What has your experience with literary communities been like?
Many and varied. I left a snazzy corporate gig while living in California to start my fulltime writing career. Six years later, I gave away everything I owned (with the exception of my car, my computer and my two dogs) and moved to Minnesota after a thirty-day residency at an arts center in the middle of nowhere (quite literally). That was at a pivotal point, when I was finally honing in on novels as my career focus.
Minnesota offered a strong arts community but actually didn’t have a good writing network outside of Minneapolis/St. Paul. Four years, one novel and 80 degrees below zero later, I moved to North Carolina to extend my network in this very author-friendly state. Great community here, lots of serious-minded authors to connect with.
I have attended six writing residency programs since 2000, and will be attending one in Italy in November of 2015. Although all of them put me in contact with authors local to the programs’ areas, the Vermont Studio Center residency threw me together with a dozen other writers from around the world. It was a fantastic experience, very intense, and well worth repeating.
What are your goals and ambitions as a writer?
Each of my novels focuses on a specific culture. Although driven by suspenseful plotlines, the main characters are in some way involved in cultures that are outside the American mainstream. My first novel delves into the issues faced by Australia’s Stolen Generation, light-skinned and biracial Aborigines who were forcibly removed from their families under the government’s racist assimilation policy. Since the practice did not end until the early 1970s, generations of individuals who lost their families, culture and heritage are today still attempting to make sense of their lives.

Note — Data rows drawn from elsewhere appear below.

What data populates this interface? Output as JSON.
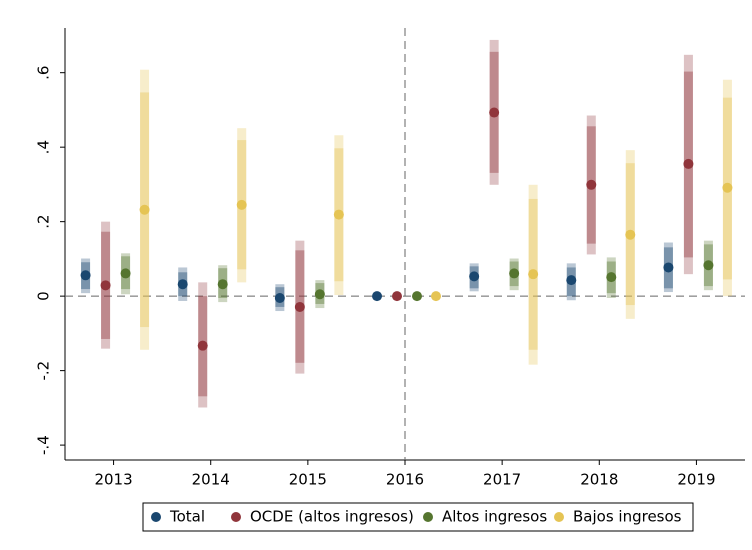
{
  "chart_data": {
    "type": "coefplot",
    "categories": [
      "2013",
      "2014",
      "2015",
      "2016",
      "2017",
      "2018",
      "2019"
    ],
    "ylim": [
      -0.44,
      0.72
    ],
    "yticks": [
      {
        "value": -0.4,
        "label": "-.4"
      },
      {
        "value": -0.2,
        "label": "-.2"
      },
      0,
      {
        "value": 0.2,
        "label": ".2"
      },
      {
        "value": 0.4,
        "label": ".4"
      },
      {
        "value": 0.6,
        "label": ".6"
      }
    ],
    "reference_y": 0,
    "reference_category": "2016",
    "series": [
      {
        "name": "Total",
        "color": "#1a476f",
        "values": [
          0.056,
          0.032,
          -0.005,
          0,
          0.053,
          0.043,
          0.077
        ],
        "ci95_low": [
          0.008,
          -0.013,
          -0.04,
          null,
          0.013,
          -0.011,
          0.011
        ],
        "ci95_high": [
          0.101,
          0.077,
          0.032,
          null,
          0.088,
          0.088,
          0.144
        ],
        "ci90_low": [
          0.019,
          0.0,
          -0.029,
          null,
          0.021,
          0.0,
          0.021
        ],
        "ci90_high": [
          0.091,
          0.064,
          0.024,
          null,
          0.08,
          0.077,
          0.131
        ]
      },
      {
        "name": "OCDE (altos ingresos)",
        "color": "#90353b",
        "values": [
          0.029,
          -0.133,
          -0.029,
          0,
          0.493,
          0.299,
          0.355
        ],
        "ci95_low": [
          -0.141,
          -0.299,
          -0.208,
          null,
          0.299,
          0.112,
          0.059
        ],
        "ci95_high": [
          0.2,
          0.037,
          0.149,
          null,
          0.688,
          0.485,
          0.648
        ],
        "ci90_low": [
          -0.115,
          -0.269,
          -0.179,
          null,
          0.331,
          0.141,
          0.104
        ],
        "ci90_high": [
          0.173,
          0.0,
          0.123,
          null,
          0.656,
          0.456,
          0.603
        ]
      },
      {
        "name": "Altos ingresos",
        "color": "#55752f",
        "values": [
          0.061,
          0.032,
          0.005,
          0,
          0.061,
          0.051,
          0.083
        ],
        "ci95_low": [
          0.005,
          -0.016,
          -0.032,
          null,
          0.016,
          -0.005,
          0.016
        ],
        "ci95_high": [
          0.115,
          0.083,
          0.043,
          null,
          0.101,
          0.104,
          0.149
        ],
        "ci90_low": [
          0.019,
          -0.005,
          -0.021,
          null,
          0.027,
          0.008,
          0.027
        ],
        "ci90_high": [
          0.107,
          0.075,
          0.035,
          null,
          0.093,
          0.093,
          0.139
        ]
      },
      {
        "name": "Bajos ingresos",
        "color": "#e5c454",
        "values": [
          0.232,
          0.245,
          0.219,
          0,
          0.059,
          0.165,
          0.291
        ],
        "ci95_low": [
          -0.144,
          0.037,
          0.003,
          null,
          -0.184,
          -0.061,
          0.0
        ],
        "ci95_high": [
          0.608,
          0.451,
          0.432,
          null,
          0.299,
          0.392,
          0.581
        ],
        "ci90_low": [
          -0.083,
          0.072,
          0.04,
          null,
          -0.144,
          -0.024,
          0.045
        ],
        "ci90_high": [
          0.547,
          0.419,
          0.397,
          null,
          0.261,
          0.357,
          0.533
        ]
      }
    ]
  }
}
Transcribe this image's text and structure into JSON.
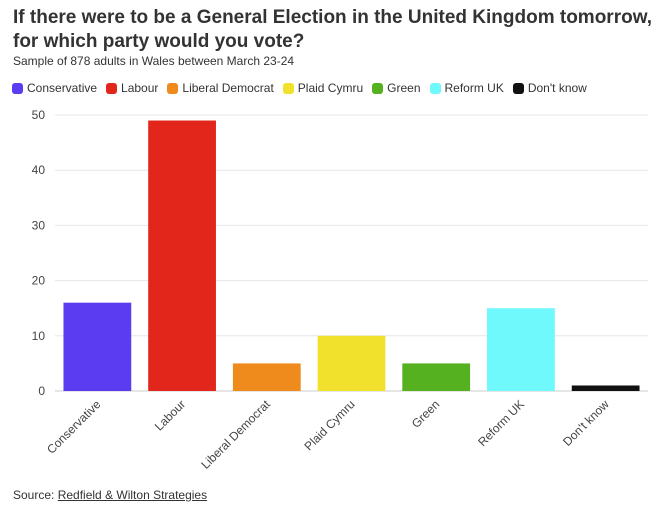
{
  "title": "If there were to be a General Election in the United Kingdom tomorrow, for which party would you vote?",
  "subtitle": "Sample of 878 adults in Wales between March 23-24",
  "source": {
    "prefix": "Source: ",
    "link_text": "Redfield & Wilton Strategies"
  },
  "chart_data": {
    "type": "bar",
    "categories": [
      "Conservative",
      "Labour",
      "Liberal Democrat",
      "Plaid Cymru",
      "Green",
      "Reform UK",
      "Don't know"
    ],
    "values": [
      16,
      49,
      5,
      10,
      5,
      15,
      1
    ],
    "colors": [
      "#5b3cf0",
      "#e3261b",
      "#ef8a1c",
      "#f1e12d",
      "#55b120",
      "#6ff9fc",
      "#111111"
    ],
    "ylim": [
      0,
      50
    ],
    "yticks": [
      0,
      10,
      20,
      30,
      40,
      50
    ],
    "legend_position": "top-left",
    "grid": true
  }
}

My second novel follows a South Asian-American FBI agent who must access the power of the dark goddess Kali in order to bring a serial killer to justice. The third works with Native American beliefs. All of the novels are intended to cross boundaries of race, culture, age, gender, sexual preference, religion and spirituality, and to show how modern people blend traditional beliefs into their lifestyles. I believe that by entering into another person’s world through fiction, people can begin to understand one another. Then they can break down the fear and hatred that is setting the world on fire today.
No matter how the novels perform, my goal for myself is to achieve a level of success that allows me the freedom and time to focus on writing novels and helping other authors through a variety of means. One of my long-term goals is to finance annual seminars at different locations around the nation. Part retreat and part workshop, the programs will take a holistic approach to the author’s lifestyle. I would also like to eventually set up a fund for the most basic needs that often go unmet for authors: dental care and money to help pay medical bills.
The goal placed on my writing, crossing boundaries, came clear as I was writing my first novel, Message Stick. As I looked deeper into Aboriginal culture and how much had been lost, I discovered quite a bit about the strife that can divide tribes from each other. When combined with the racism they suffer from the larger, European-based society, it seemed clear that all people face the same issues. We all need to learn how to be better and reach across the gaps to find that human beings just like us are on the other side.
The personal goal of freedom and time was obvious from the beginning. The larger goal for outreach grew as my client base grew. There are so many people who have so little understanding of how the publishing industry works, let alone where to go to learn about the craft of writing. Through the seminars, I will be able to help many more people than I do now yet still be able to work in a personalized setting.